The problem, Everitt said, is that once a bear becomes habituated into breaking into human property and eating human food, it will continue that activity.

"At that point, the only way to move beyond that is to euthanize the bear," he told The Post.

Not only is it dangerous for humans, Everitt said, but it's also bad for the bears, which teach their cubs that the only way to get food is from humans, meaning the cubs cannot survive in the wild.

"It's important that these bears remain wild," he said. "When they don't, the health of the population begins to decline and then the population begins to shrink."

Some nearby property managers are suggesting that residents keep food indoors and seal garbage in bear-resistant cans to deter the hungry hunters.

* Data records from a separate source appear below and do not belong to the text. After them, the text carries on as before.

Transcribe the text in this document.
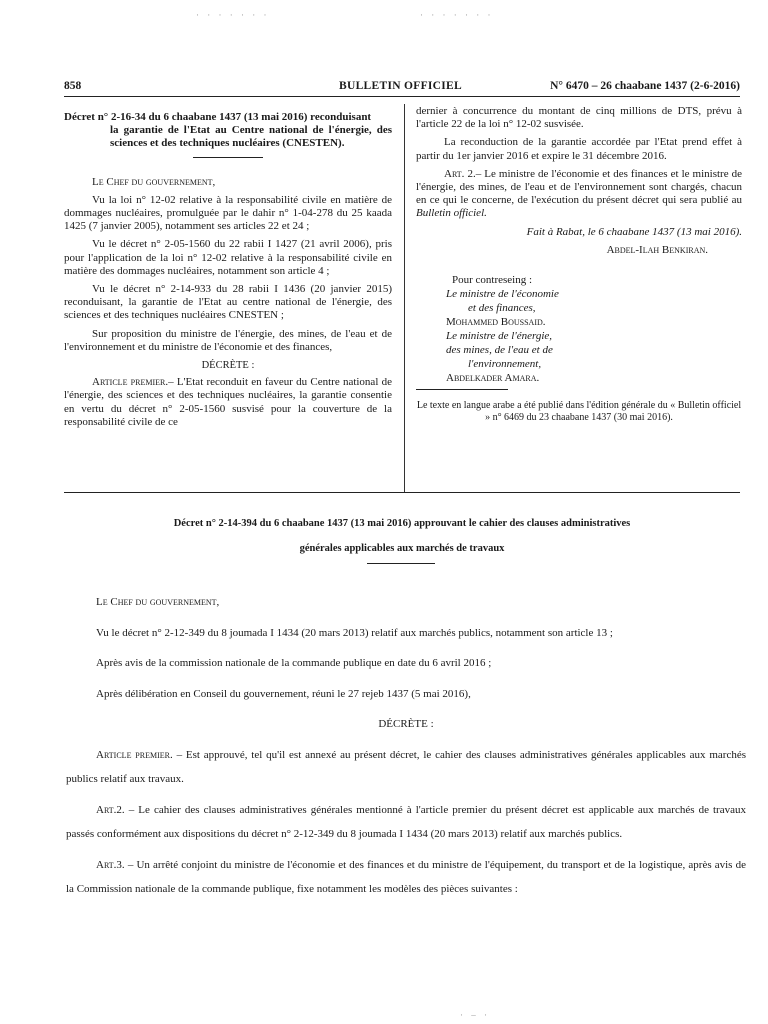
· · · · · · ·	· · · · · · ·
858	BULLETIN OFFICIEL	N° 6470 – 26 chaabane 1437 (2-6-2016)
Décret n° 2-16-34 du 6 chaabane 1437 (13 mai 2016) reconduisant
la garantie de l'Etat au Centre national de l'énergie, des sciences et des techniques nucléaires (CNESTEN).

Le Chef du gouvernement,

Vu la loi n° 12-02 relative à la responsabilité civile en matière de dommages nucléaires, promulguée par le dahir n° 1-04-278 du 25 kaada 1425 (7 janvier 2005), notamment ses articles 22 et 24 ;

Vu le décret n° 2-05-1560 du 22 rabii I 1427 (21 avril 2006), pris pour l'application de la loi n° 12-02 relative à la responsabilité civile en matière des dommages nucléaires, notamment son article 4 ;

Vu le décret n° 2-14-933 du 28 rabii I 1436 (20 janvier 2015) reconduisant, la garantie de l'Etat au centre national de l'énergie, des sciences et des techniques nucléaires CNESTEN ;

Sur proposition du ministre de l'énergie, des mines, de l'eau et de l'environnement et du ministre de l'économie et des finances,

DÉCRÈTE :

Article premier.– L'Etat reconduit en faveur du Centre national de l'énergie, des sciences et des techniques nucléaires, la garantie consentie en vertu du décret n° 2-05-1560 susvisé pour la couverture de la responsabilité civile de ce

dernier à concurrence du montant de cinq millions de DTS, prévu à l'article 22 de la loi n° 12-02 susvisée.

La reconduction de la garantie accordée par l'Etat prend effet à partir du 1er janvier 2016 et expire le 31 décembre 2016.

Art. 2.– Le ministre de l'économie et des finances et le ministre de l'énergie, des mines, de l'eau et de l'environnement sont chargés, chacun en ce qui le concerne, de l'exécution du présent décret qui sera publié au Bulletin officiel.

Fait à Rabat, le 6 chaabane 1437 (13 mai 2016).

Abdel-Ilah Benkiran.

Pour contreseing :

Le ministre de l'économie

et des finances,

Mohammed Boussaid.

Le ministre de l'énergie,

des mines, de l'eau et de

l'environnement,

Abdelkader Amara.

Le texte en langue arabe a été publié dans l'édition générale du « Bulletin officiel » n° 6469 du 23 chaabane 1437 (30 mai 2016).

Décret n° 2-14-394 du 6 chaabane 1437 (13 mai 2016) approuvant le cahier des clauses administratives
générales applicables aux marchés de travaux

Le Chef du gouvernement,

Vu le décret n° 2-12-349 du 8 joumada I 1434 (20 mars 2013) relatif aux marchés publics, notamment son article 13 ;

Après avis de la commission nationale de la commande publique en date du 6 avril 2016 ;

Après délibération en Conseil du gouvernement, réuni le 27 rejeb 1437 (5 mai 2016),

DÉCRÈTE :

Article premier. – Est approuvé, tel qu'il est annexé au présent décret, le cahier des clauses administratives générales applicables aux marchés publics relatif aux travaux.

Art.2. – Le cahier des clauses administratives générales mentionné à l'article premier du présent décret est applicable aux marchés de travaux passés conformément aux dispositions du décret n° 2-12-349 du 8 joumada I 1434 (20 mars 2013) relatif aux marchés publics.

Art.3. – Un arrêté conjoint du ministre de l'économie et des finances et du ministre de l'équipement, du transport et de la logistique, après avis de la Commission nationale de la commande publique, fixe notamment les modèles des pièces suivantes :

· – ·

"I think people are not expecting to have bears in their area so they're not used to taking these precautions, that's what we're seeing outside the park," Soehn, the park spokeswoman, told the Citizen-Times.

Being too close to one of the animals, the National Park Service warns, "may promote aggressive behavior from the bear such as running toward you, making loud noises, or swatting the ground. The bear is demanding more space. Don't run, but slowly back away, watching the bear. Increase the distance between you and the bear. The bear will probably do the same."

If a bear starts to attack, park authorities suggest:

Change your direction.

If the bear continues to follow you, stand your ground.

If the bear gets closer, talk loudly or shout at it.

Act aggressively to intimidate the bear.

Act together as a group if you have companions. Make yourselves look as large as possible (for example, move to higher ground).

Throw non-food objects such as rocks at the bear.

Use a deterrent such as a stout stick.

Don't run and don't turn away from the bear.

Don't leave food for the bear; this encourages further problems.